Pubblicato il 25 Gennaio 2010 alle 15:15 Autore: Redazione
Meeting Mondiale dei Giovani: alla Fiera del Levante, la Fiera delle Banalità

Il Meeting, che è partito come un progetto di larghissimo respiro e con grandi aspirazioni, (come risulta evidente anche dalla raffinata scelta del titolo, in Esperanto: “Ni, Mondlokaj Civitanoj”, che significa “Noi, Cittadini Globali Locali”) si è poi, di fatto, concretizzato in una manifestazione gestita male, poco costruttiva e spesso, anzi, piuttosto sterile. Un errore su tutti: non c’è stata una vera e propria selezione sui partecipanti. La professoressa Sassens esordiva sostenendo che chi si trovava ad ascoltarla non era stato “selezionato”, ma doveva rappresentare un inizio, una piccola parte rappresentativa di una sterminata moltitudine. Il discorso non fa una piega e, anzi, è assolutamente apprezzabile e condivisibile: l’idea di selezione presuppone che, se qualcuno è stato scelto, qualcun altro è stato scartato, cosa in netto contrasto con quelli che avrebbero dovuto essere i principi ispiratori di un simile evento. Quando si parla di rappresentatività, tuttavia, si opera comunque una selezione implicita: i delegati dovevano rappresentare i giovani di tutto il mondo, ma in particolare i più preparati, attivi, costruttivi. Dovevano essere persone in grado di essere rappresentanti di alcuni ed esempio per altri. Nelle presentazioni si è sempre parlato di persone con un curriculum invidiabile, cosa quasi sempre vera per i delegati ma di certo non per i partecipanti. La differenza sta nel fatto che mentre ai delegati (circa un terzo dei presenti) veniva pagato tutto (viaggio, vitto e alloggio), ai semplici partecipanti non è stato pagato nulla (e, ovviamente, su questi non è stata operata alcuna selezione). Per cui, di fatto, la maggior parte dei partecipanti “senza titoli” veniva da Bari e dintorni: dovevano quindi affrontare una distanza tale da permettere loro di sostenere spese limitate o nulle. Risultato: si creavano delle commissioni in cui spesso, di fianco ai vari delegati dell’Ilo e dell’Unesco, erano presenti persone senza la minima preparazione sui temi affrontati o, nel migliore dei casi, senza la minima abitudine o esperienza nel mettersi in cerchio e confrontarsi con altre persone. È evidente che, in queste condizioni, era piuttosto difficile creare un dibattito costruttivo e di gruppo.

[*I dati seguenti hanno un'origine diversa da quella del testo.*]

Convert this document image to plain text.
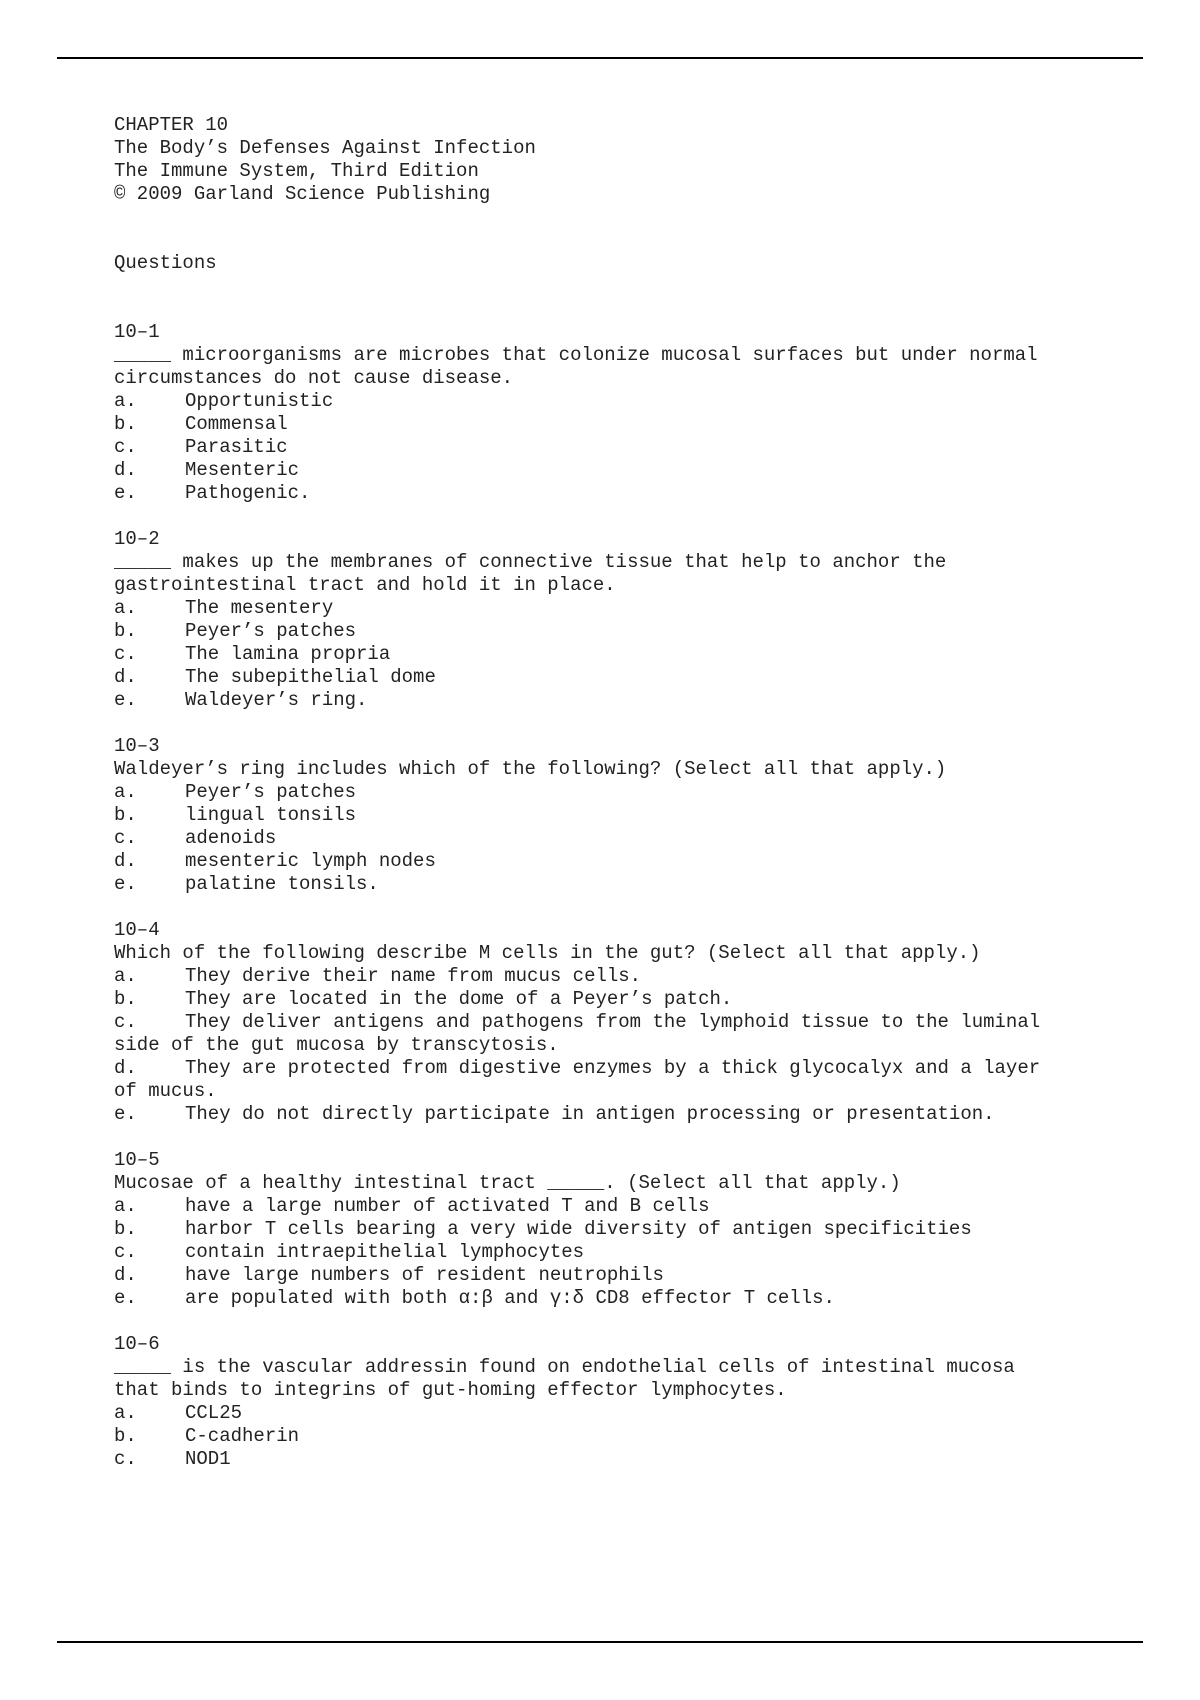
CHAPTER 10
The Body’s Defenses Against Infection
The Immune System, Third Edition
© 2009 Garland Science Publishing
Questions
10–1
_____ microorganisms are microbes that colonize mucosal surfaces but under normal
circumstances do not cause disease.
a.	Opportunistic
b.	Commensal
c.	Parasitic
d.	Mesenteric
e.	Pathogenic.
10–2
_____ makes up the membranes of connective tissue that help to anchor the
gastrointestinal tract and hold it in place.
a.	The mesentery
b.	Peyer’s patches
c.	The lamina propria
d.	The subepithelial dome
e.	Waldeyer’s ring.
10–3
Waldeyer’s ring includes which of the following? (Select all that apply.)
a.	Peyer’s patches
b.	lingual tonsils
c.	adenoids
d.	mesenteric lymph nodes
e.	palatine tonsils.
10–4
Which of the following describe M cells in the gut? (Select all that apply.)
a.	They derive their name from mucus cells.
b.	They are located in the dome of a Peyer’s patch.
c.	They deliver antigens and pathogens from the lymphoid tissue to the luminal
side of the gut mucosa by transcytosis.
d.	They are protected from digestive enzymes by a thick glycocalyx and a layer
of mucus.
e.	They do not directly participate in antigen processing or presentation.
10–5
Mucosae of a healthy intestinal tract _____. (Select all that apply.)
a.	have a large number of activated T and B cells
b.	harbor T cells bearing a very wide diversity of antigen specificities
c.	contain intraepithelial lymphocytes
d.	have large numbers of resident neutrophils
e.	are populated with both α:β and γ:δ CD8 effector T cells.
10–6
_____ is the vascular addressin found on endothelial cells of intestinal mucosa
that binds to integrins of gut-homing effector lymphocytes.
a.	CCL25
b.	C-cadherin
c.	NOD1
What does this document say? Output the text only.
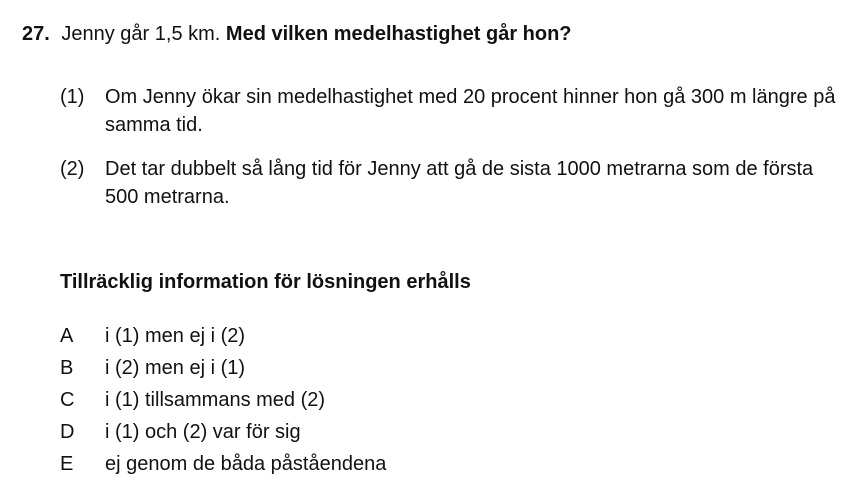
27. Jenny går 1,5 km. Med vilken medelhastighet går hon?
(1) Om Jenny ökar sin medelhastighet med 20 procent hinner hon gå 300 m längre på samma tid.
(2) Det tar dubbelt så lång tid för Jenny att gå de sista 1000 metrarna som de första 500 metrarna.
Tillräcklig information för lösningen erhålls
A i (1) men ej i (2)
B i (2) men ej i (1)
C i (1) tillsammans med (2)
D i (1) och (2) var för sig
E ej genom de båda påståendena
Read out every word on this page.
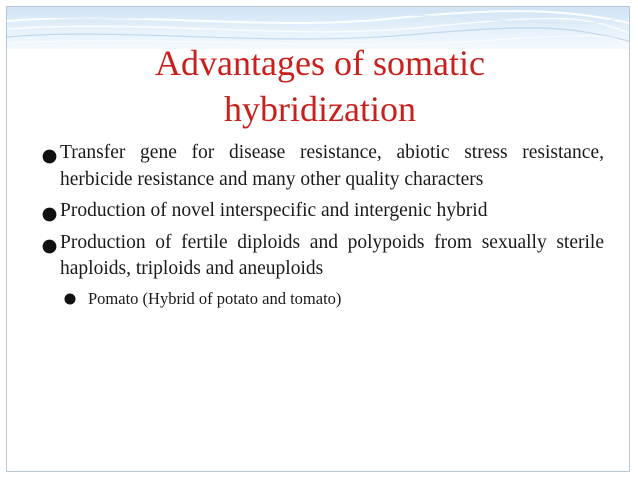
Advantages of somatic
hybridization
Transfer gene for disease resistance, abiotic stress resistance, herbicide resistance and many other quality characters
Production of novel interspecific and intergenic hybrid
Production of fertile diploids and polypoids from sexually sterile haploids, triploids and aneuploids
Pomato (Hybrid of potato and tomato)
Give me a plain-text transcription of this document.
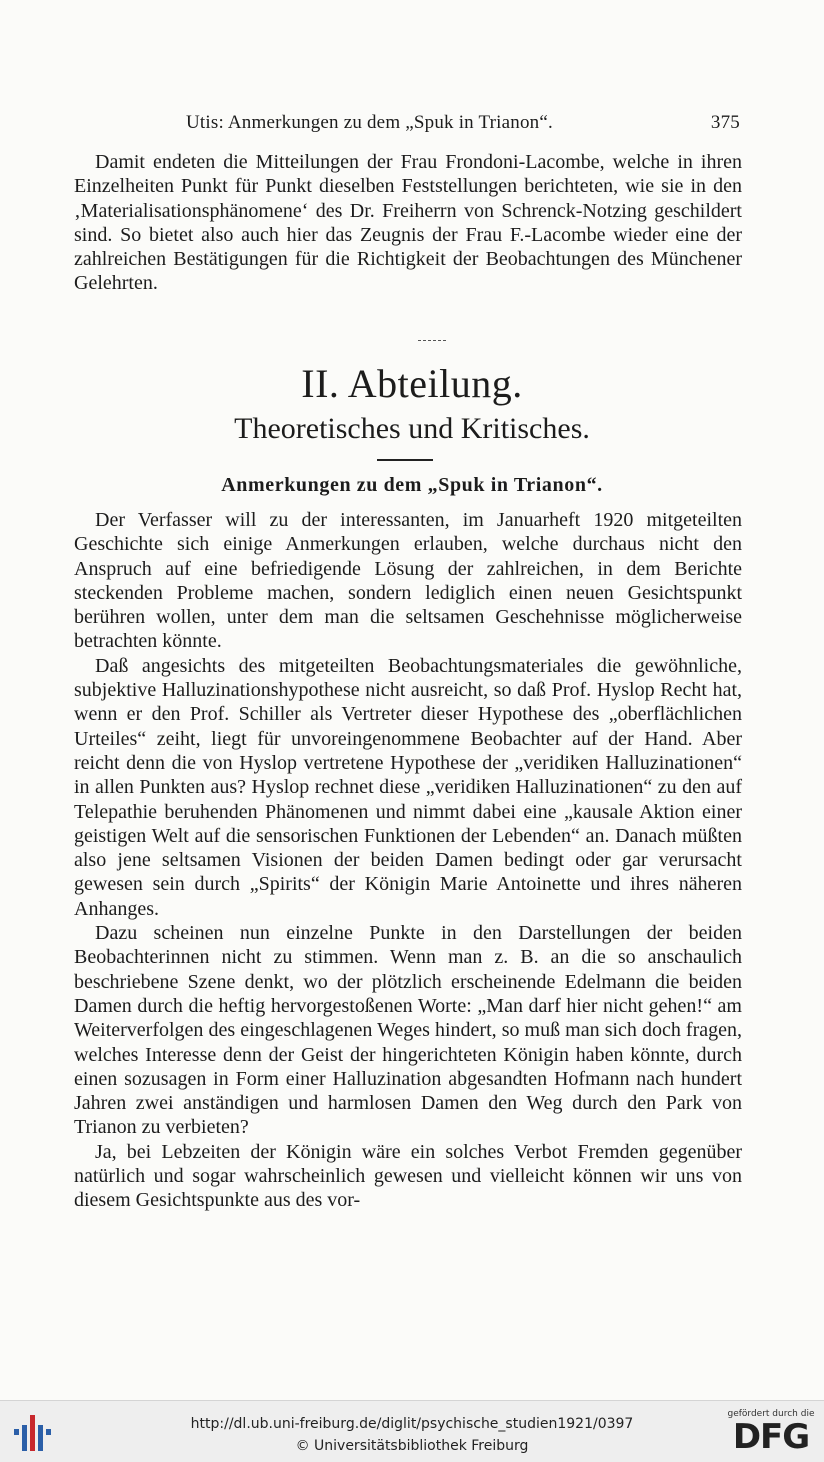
Utis: Anmerkungen zu dem „Spuk in Trianon“.	375

Damit endeten die Mitteilungen der Frau Frondoni-Lacombe, welche in ihren Einzelheiten Punkt für Punkt dieselben Feststellungen berichteten, wie sie in den ‚Materialisationsphänomene‘ des Dr. Freiherrn von Schrenck-Notzing geschildert sind. So bietet also auch hier das Zeugnis der Frau F.-Lacombe wieder eine der zahlreichen Bestätigungen für die Richtigkeit der Beobachtungen des Münchener Gelehrten.

II. Abteilung.
Theoretisches und Kritisches.
Anmerkungen zu dem „Spuk in Trianon“.

Der Verfasser will zu der interessanten, im Januarheft 1920 mitgeteilten Geschichte sich einige Anmerkungen erlauben, welche durchaus nicht den Anspruch auf eine befriedigende Lösung der zahlreichen, in dem Berichte steckenden Probleme machen, sondern lediglich einen neuen Gesichtspunkt berühren wollen, unter dem man die seltsamen Geschehnisse möglicherweise betrachten könnte.

Daß angesichts des mitgeteilten Beobachtungsmateriales die gewöhnliche, subjektive Halluzinationshypothese nicht ausreicht, so daß Prof. Hyslop Recht hat, wenn er den Prof. Schiller als Vertreter dieser Hypothese des „oberflächlichen Urteiles“ zeiht, liegt für unvoreingenommene Beobachter auf der Hand. Aber reicht denn die von Hyslop vertretene Hypothese der „veridiken Halluzinationen“ in allen Punkten aus? Hyslop rechnet diese „veridiken Halluzinationen“ zu den auf Telepathie beruhenden Phänomenen und nimmt dabei eine „kausale Aktion einer geistigen Welt auf die sensorischen Funktionen der Lebenden“ an. Danach müßten also jene seltsamen Visionen der beiden Damen bedingt oder gar verursacht gewesen sein durch „Spirits“ der Königin Marie Antoinette und ihres näheren Anhanges.

Dazu scheinen nun einzelne Punkte in den Darstellungen der beiden Beobachterinnen nicht zu stimmen. Wenn man z. B. an die so anschaulich beschriebene Szene denkt, wo der plötzlich erscheinende Edelmann die beiden Damen durch die heftig hervorgestoßenen Worte: „Man darf hier nicht gehen!“ am Weiterverfolgen des eingeschlagenen Weges hindert, so muß man sich doch fragen, welches Interesse denn der Geist der hingerichteten Königin haben könnte, durch einen sozusagen in Form einer Halluzination abgesandten Hofmann nach hundert Jahren zwei anständigen und harmlosen Damen den Weg durch den Park von Trianon zu verbieten?

Ja, bei Lebzeiten der Königin wäre ein solches Verbot Fremden gegenüber natürlich und sogar wahrscheinlich gewesen und vielleicht können wir uns von diesem Gesichtspunkte aus des vor-

http://dl.ub.uni-freiburg.de/diglit/psychische_studien1921/0397
© Universitätsbibliothek Freiburg
gefördert durch die
DFG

Secondo problema: tutti parlavano lingue diverse, il che sarebbe stato superabile se avessimo avuto a disposizione un Esperanto fruibile per tutti, cosa che purtroppo non era, perché ovviamente a nessuno si richiedeva di saper parlare l’Inglese. Ai fini di agevolare la comunicazione, dunque, si è deciso di suddividere in gruppi linguistici i vari workshop. Ne deriva che gli anglofoni discutevano con gli anglofoni, i francofoni con i francofoni, gli ispanofoni con gli ispanofoni eccetera, pertanto gli unici gruppi realmente internazionali, di fatto, erano quelli di lingua inglese e spagnola (e, ovviamente, nel gruppo italiano erano quasi tutti di Bari). Misero risultato, per un evento che aspirava a mettere a confronto le diverse esperienze vissute dai giovani di tutto il mondo.